Je mets des guillemets à "expert" et "enquêteur" car, au vu de leurs réponses, quiconque s'y connait un minimum en protocole bittorrent aurait pu faire mieux...
Le procès va continuer aujourd'hui (mercredi). L'accusation a visiblement retiré un de ses témoins, un policier qui avait lui aussi enquêté sur The Pirate Bay (avant d'être embauché par Warner Bros...) Il faut croire que la dose de ridicule dont s'est couverte l'accusation a déjà atteint un niveau suffisant.
Comme un malheur ne vient jamais seul, l'avocate de la MPAA a demandé à une artiste suédoise de rassembler des soutiens parmi les auteurs. Manque de bol, l'artiste en question s'était déjà déclarée publiquement favorable à The Pirate Bay et avait même encouragé la distribution du torrent d'un de ses anciens livres...
L'affaire semble mal engagée pour les industriels du cinéma et de la musique. Un victoire de The Pirate Bay serait un signal fort envers la société : les temps changent. Les modèles de distribution et de partage qui ont prévalu par le passé sont obsolètes et il faut que l'économie et les lois s'adaptent à la société d'aujourd'hui.

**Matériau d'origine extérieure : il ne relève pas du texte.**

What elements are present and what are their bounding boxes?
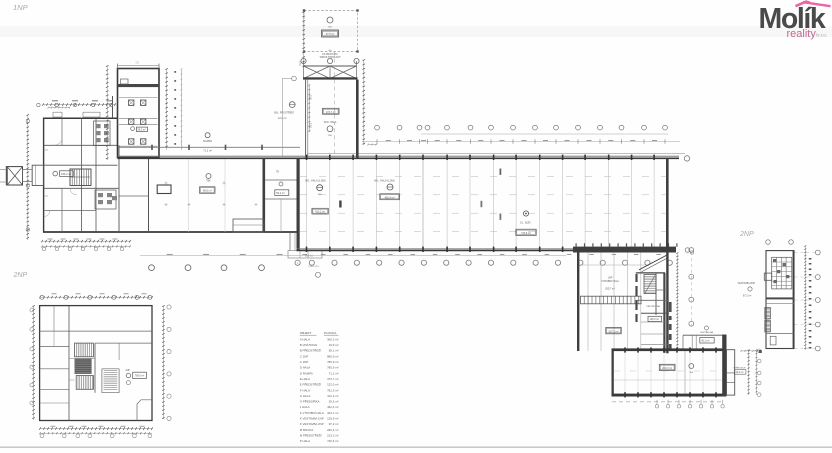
svg-text:2NP: 2NP	[126, 370, 131, 372]
svg-text:1NP: 1NP	[13, 3, 28, 12]
c2 elevator dark	[75, 359, 92, 374]
fixture cluster bottom (toilets)	[95, 190, 116, 209]
svg-text:136,8 m²: 136,8 m²	[650, 318, 660, 321]
svg-text:VYROBNI HALA: VYROBNI HALA	[601, 280, 619, 283]
funnel connector	[23, 170, 33, 182]
svg-text:122,0 m²: 122,0 m²	[327, 383, 338, 387]
svg-text:TBK: TBK	[206, 181, 211, 183]
svg-text:K VÝROBNÍ HALA: K VÝROBNÍ HALA	[300, 411, 324, 415]
c2 stairs top	[75, 343, 94, 357]
svg-text:785,9 m²: 785,9 m²	[327, 366, 338, 370]
hall column ticks bottom edge	[306, 247, 308, 252]
stair arrow	[71, 176, 91, 178]
svg-text:D RAMPA: D RAMPA	[300, 371, 313, 375]
room label circle 1NP	[53, 171, 58, 176]
nplan right circles	[815, 250, 820, 255]
svg-text:F HALA: F HALA	[300, 388, 310, 392]
svg-text:412,2 m²: 412,2 m²	[327, 394, 338, 398]
m-hall right chain circles	[757, 349, 761, 353]
svg-text:K VESTAVBA 1NP: K VESTAVBA 1NP	[300, 417, 324, 421]
left building door marks	[44, 149, 48, 151]
nplan left protrusion	[764, 273, 771, 280]
hall label cluster B box 462.4	[380, 194, 400, 200]
stair tower partitions	[656, 289, 669, 291]
m-hall column ticks	[624, 347, 626, 352]
c2 stairs bottom	[76, 376, 93, 390]
grid circle row top	[375, 125, 380, 130]
entrance vestibule	[32, 165, 43, 185]
svg-text:2NP: 2NP	[739, 231, 754, 238]
machine room left chain	[106, 66, 108, 160]
dimension line below hall	[140, 254, 566, 256]
door arc room3	[70, 188, 77, 195]
m-hall below dashed line	[612, 401, 724, 403]
middle hall light verticals	[188, 158, 190, 232]
nplan outline	[766, 251, 794, 349]
hall interior horizontal dashed lines	[300, 175, 672, 177]
machine room label circle	[131, 127, 135, 131]
staircase main	[70, 169, 91, 186]
c2 top chain	[40, 296, 152, 298]
svg-text:373,7 m²: 373,7 m²	[327, 377, 338, 381]
svg-text:213,2 m²: 213,2 m²	[327, 433, 338, 437]
nplan hatch block B	[765, 320, 771, 332]
nplan bathroom block	[772, 257, 792, 289]
svg-text:97,2 m²: 97,2 m²	[329, 422, 339, 426]
svg-text:507,3 m²: 507,3 m²	[609, 330, 619, 333]
door arc room1	[55, 138, 62, 145]
tower circle lower	[327, 126, 333, 132]
svg-text:781,3 m²: 781,3 m²	[327, 388, 338, 392]
svg-text:VESTAVBA 2NP: VESTAVBA 2NP	[738, 282, 756, 285]
svg-text:4%: 4%	[328, 50, 331, 52]
svg-text:PLOCHA: PLOCHA	[324, 331, 336, 335]
k-building top band	[573, 247, 676, 253]
nplan walls	[766, 297, 794, 299]
stair tower top edge	[636, 272, 665, 274]
svg-text:3000: 3000	[311, 122, 313, 128]
hall top outer line	[118, 155, 680, 157]
box 136.8	[648, 316, 662, 321]
staircase k	[644, 275, 656, 294]
m-hall circle	[689, 364, 694, 369]
hall centerline columns	[339, 201, 341, 208]
partition vertical v5	[61, 188, 63, 232]
svg-text:173,7 m²: 173,7 m²	[326, 111, 336, 114]
svg-text:260,4 m²: 260,4 m²	[327, 428, 338, 432]
box 40.1	[700, 338, 714, 343]
right rooms partitions	[265, 179, 296, 181]
projection line left of tower	[282, 78, 284, 157]
corner wall segment	[112, 96, 114, 118]
nplan right chain dark pairs	[809, 258, 812, 260]
m-hall box 260.3	[659, 364, 675, 370]
k-building band end circles	[685, 248, 690, 253]
partition row4	[44, 210, 96, 212]
svg-text:B PŘEDSTŘEŠÍ: B PŘEDSTŘEŠÍ	[300, 348, 321, 353]
c2 small stripe room	[104, 370, 118, 372]
hall column ticks top edge	[306, 155, 308, 160]
svg-text:K VESTAVBA 2NP: K VESTAVBA 2NP	[300, 422, 324, 426]
dimension dash row below top circles	[362, 141, 680, 143]
svg-text:27,5 m²: 27,5 m²	[326, 33, 335, 36]
hall bottom wall	[297, 249, 575, 251]
hall top wall	[118, 157, 680, 159]
svg-text:2NP: 2NP	[13, 272, 28, 279]
tbk column cross marks	[165, 204, 168, 206]
tower inner left ticks	[308, 85, 310, 132]
machine room right chains	[166, 69, 168, 150]
wall left-building bottom edge	[43, 231, 297, 233]
svg-text:50,6 m²: 50,6 m²	[329, 400, 339, 404]
svg-text:462,4 m²: 462,4 m²	[385, 196, 395, 199]
svg-text:P HALA: P HALA	[300, 439, 310, 443]
partition row1 left building	[44, 144, 118, 146]
tower left label cluster	[289, 102, 295, 108]
tower centerline dashed	[334, 52, 336, 159]
svg-text:740,6 m²: 740,6 m²	[521, 232, 531, 235]
c2 corner detail	[137, 400, 152, 421]
hall label cluster C box 740.6	[516, 229, 536, 235]
rampa column ticks	[151, 145, 153, 150]
svg-text:23,9 m²: 23,9 m²	[329, 343, 339, 347]
svg-text:RAMPA: RAMPA	[203, 140, 212, 143]
svg-text:462,4 m²: 462,4 m²	[327, 405, 338, 409]
bottom gray line	[0, 446, 832, 448]
hall thin line above top	[308, 153, 685, 155]
scan band	[0, 26, 832, 37]
c2 right chain	[162, 306, 164, 419]
svg-text:56,3 m²: 56,3 m²	[138, 129, 146, 132]
machine room dark band	[118, 84, 160, 87]
tower label box 173.7	[323, 108, 340, 114]
svg-text:886,9 m²: 886,9 m²	[327, 354, 338, 358]
logo roof chevron	[796, 2, 810, 7]
partition vertical v4	[118, 145, 120, 232]
svg-text:TB: TB	[276, 172, 279, 174]
m-hall interior lines	[684, 351, 686, 394]
svg-text:15,0: 15,0	[299, 61, 302, 66]
grid bubbles left section	[149, 265, 155, 271]
nplan hatch block A	[765, 308, 771, 320]
svg-text:VESTŘELNA: VESTŘELNA	[700, 331, 714, 334]
machine room top dim line	[118, 65, 160, 67]
c2 inner partitions	[40, 330, 152, 332]
chain far-left vertical	[27, 115, 29, 240]
machine squares	[129, 100, 134, 105]
chain top of left building	[43, 104, 115, 106]
fixture cluster top (toilets)	[94, 121, 111, 146]
entrance funnel marker	[7, 167, 22, 185]
m-hall left wall	[612, 351, 614, 396]
hall circle top right end	[684, 156, 689, 161]
m-hall below circles	[655, 405, 658, 408]
k right grid circles	[689, 248, 694, 253]
nplan connector dashes	[795, 252, 816, 254]
rampa label circle	[205, 133, 210, 138]
partition row3	[44, 187, 119, 189]
k-building hatch band	[581, 296, 642, 304]
m-hall right annex	[727, 350, 735, 395]
machine room label box	[137, 127, 148, 131]
svg-text:OBJEKT: OBJEKT	[300, 331, 312, 335]
svg-text:23,4 m²: 23,4 m²	[736, 371, 744, 374]
hall interior vertical grid lines	[306, 158, 308, 250]
svg-text:G HALA: G HALA	[300, 394, 311, 398]
m-hall top wall	[612, 348, 725, 351]
svg-text:OŠETŘOVNA: OŠETŘOVNA	[646, 305, 660, 308]
chain far-left circles	[26, 119, 29, 122]
partition vertical v2	[81, 118, 83, 232]
hall label cluster C circle	[523, 211, 528, 216]
svg-text:97,2 m²: 97,2 m²	[743, 294, 752, 297]
corner step boxes	[53, 112, 62, 117]
room 40.1	[683, 334, 723, 336]
svg-text:G PŘEDSÍŇKA: G PŘEDSÍŇKA	[300, 399, 320, 404]
partition vertical v3	[95, 118, 97, 232]
m-hall top-right marks	[741, 350, 760, 352]
svg-text:E PŘEDSTŘEŠÍ: E PŘEDSTŘEŠÍ	[300, 382, 321, 387]
hall right wall	[666, 158, 669, 250]
tower left dim chain	[303, 12, 305, 68]
m-hall right chains	[748, 350, 750, 395]
tbk square opening	[157, 185, 171, 194]
machine room door notch	[121, 79, 129, 84]
stair tower inner walls	[655, 273, 657, 315]
tower left wall	[305, 80, 307, 158]
rampa top line	[119, 146, 300, 148]
c2 bottom chains	[40, 428, 152, 430]
partition row2 corridor	[44, 164, 118, 166]
svg-text:C 1NP: C 1NP	[300, 354, 309, 358]
svg-text:(9,0 m): (9,0 m)	[305, 255, 313, 258]
nplan bottom-left tick	[759, 350, 762, 353]
svg-text:B VRÁTNICE: B VRÁTNICE	[300, 343, 317, 347]
hall left wall	[297, 158, 300, 251]
wall left-building left	[43, 118, 45, 233]
svg-text:98,5 m²: 98,5 m²	[203, 189, 212, 193]
partition y196 rooms 119-148	[119, 195, 149, 197]
legend table	[300, 331, 339, 443]
machine room inner lines	[119, 97, 158, 99]
svg-text:reality: reality	[787, 28, 817, 40]
k tower right wall	[666, 158, 668, 353]
nplan small rect	[770, 336, 776, 345]
svg-text:71,2 m²: 71,2 m²	[329, 371, 339, 375]
m-hall right column strip	[722, 335, 726, 397]
tower upper box 27.5	[322, 30, 339, 37]
c2 outline	[40, 306, 152, 421]
m-hall interior verticals	[624, 351, 626, 394]
vestrelna label	[705, 326, 709, 330]
tower truss bottom chord	[303, 77, 358, 79]
k right dim chain	[676, 253, 678, 350]
svg-text:59,2 m²: 59,2 m²	[276, 192, 285, 195]
svg-text:825,7 m²: 825,7 m²	[605, 288, 615, 291]
small boxes below hall left end	[288, 251, 322, 259]
svg-text:785,9 m²: 785,9 m²	[327, 360, 338, 364]
tbk label box	[200, 187, 216, 194]
door arc room4	[44, 211, 50, 217]
svg-text:M BOUDA: M BOUDA	[300, 428, 314, 432]
tower upper circle	[327, 17, 333, 23]
tower upper room dashed outline	[304, 11, 358, 52]
tower upper corner ticks	[303, 9, 305, 11]
svg-text:E HALA: E HALA	[300, 377, 310, 381]
room divider x148	[148, 158, 150, 232]
room label box 186.3	[60, 171, 74, 177]
chain top circles	[37, 103, 40, 106]
svg-text:85,1 m²: 85,1 m²	[329, 349, 339, 353]
svg-text:129,9 m²: 129,9 m²	[327, 417, 338, 421]
svg-text:186,3 m²: 186,3 m²	[61, 172, 71, 176]
grid circle row bottom	[295, 260, 300, 265]
wall divider x263	[263, 158, 266, 232]
k-building box 507.3	[606, 327, 621, 333]
stair tower left wall segments	[635, 274, 637, 282]
svg-text:740,6 m²: 740,6 m²	[327, 439, 338, 443]
room label box 59.2	[275, 190, 289, 196]
svg-text:323,1 m²: 323,1 m²	[327, 411, 338, 415]
left building bottom chains	[42, 240, 130, 242]
svg-text:SKL. PROSTŘEDÍ: SKL. PROSTŘEDÍ	[274, 112, 294, 115]
nplan right chain	[804, 246, 806, 350]
k-building tick row above band	[576, 243, 577, 247]
svg-text:/s.r.o.: /s.r.o.	[816, 33, 827, 38]
tower truss grid circles	[301, 58, 306, 63]
ramp diagonal	[639, 254, 669, 270]
svg-text:785,9 m²: 785,9 m²	[135, 375, 145, 378]
svg-text:J HALA: J HALA	[300, 405, 310, 409]
k-building left room vertical lines	[587, 253, 589, 352]
svg-text:40,1 m²: 40,1 m²	[701, 340, 709, 343]
hall label cluster A box 410.2	[312, 208, 328, 214]
tower right dim chain	[363, 60, 365, 145]
svg-text:1NP: 1NP	[608, 276, 613, 279]
tbk label circle	[206, 174, 211, 179]
svg-text:C 2NP: C 2NP	[300, 360, 309, 364]
svg-text:5.1. SLÉV: 5.1. SLÉV	[520, 221, 531, 224]
k-building left wall	[577, 249, 579, 351]
svg-text:M PŘEDSTŘEŠÍ: M PŘEDSTŘEŠÍ	[300, 432, 322, 437]
nplan right wall thick	[793, 251, 795, 349]
svg-text:STŘELNICE: STŘELNICE	[733, 366, 746, 369]
funnel edge lines	[0, 169, 7, 171]
svg-text:A HALA: A HALA	[300, 337, 310, 341]
k-building left room horizontal line	[579, 264, 645, 266]
svg-text:410,2 m²: 410,2 m²	[315, 211, 325, 214]
svg-text:SKL. HALA (1,5M): SKL. HALA (1,5M)	[305, 180, 326, 183]
svg-text:360,3 m²: 360,3 m²	[327, 337, 338, 341]
machine room outer walls	[118, 69, 160, 158]
svg-text:SKL. HALA (1,5M): SKL. HALA (1,5M)	[374, 180, 395, 183]
step structure below middle hall	[289, 232, 291, 251]
svg-text:PRŮZORY: PRŮZORY	[309, 265, 320, 268]
dimension numbers left section	[167, 253, 173, 255]
hall label cluster A circle	[317, 185, 323, 191]
svg-text:3000: 3000	[311, 94, 313, 100]
svg-text:D HALA: D HALA	[300, 366, 311, 370]
c2 left chain	[33, 306, 35, 420]
dim marks right of tower bottom	[368, 144, 377, 146]
m-hall bottom wall	[612, 394, 725, 397]
chain second row top	[48, 107, 70, 109]
partition vertical v1	[61, 118, 63, 145]
tower truss	[304, 65, 357, 67]
wall left-building top edge	[43, 117, 118, 119]
svg-text:71,2 m²: 71,2 m²	[203, 148, 212, 152]
dark wall marks right of tower	[669, 302, 672, 312]
hall thin line y134	[421, 133, 668, 135]
svg-text:SKO. HALA: SKO. HALA	[324, 121, 337, 124]
nplan grid circles top	[766, 240, 771, 245]
svg-text:260,3 m²: 260,3 m²	[662, 367, 672, 370]
hall label cluster B circle	[387, 184, 393, 190]
tower right wall	[356, 80, 359, 158]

Le formidable outil de cohésion humaine qu'est internet ne pourra pas être confisqué par quelques vautours. La ministre norvégien de l'éducation vient de se dire favorable à la légalisation du peer to peer et à la mise en place d'une licence "globale".
La Nouvelle-Zélande vient de faire un pas en arrière sur la "riposte graduée". L'idée supprimer l'accès à internet aux internautes recule chaque jour. L'Allemagne a d'ailleurs récemment écarté une telle éventualité.
En France, bien sûr, patrie des droits de l'Homme et de la Culture, on est bien loin de tout ça...
Quelqu'un pourrait-il traduire à madame la ministre de l'Inculture française le dessin de Dylan Horrocks qui trône désormais sur la page d'accueil de The Pirate Bay ?



Commentaires
Avec cette exemple, j'y vois aussi une guerre entre un courant culturel libertarien et des politiques commençant à se demander s'ils peuvent toujours être utiles auprès de leurs amis de promo devenus industriels!?
(l'article de libé : http://www.ecrans.fr/L-acces-a-Inte...)
Oui, sur ce sujet la fracture est entre les progressistes/libéraux d'un côté et les étatistes/conservateurs de l'autre.
s'ils peuvent toujours être utiles auprès de leurs amis de promo devenus industriels!?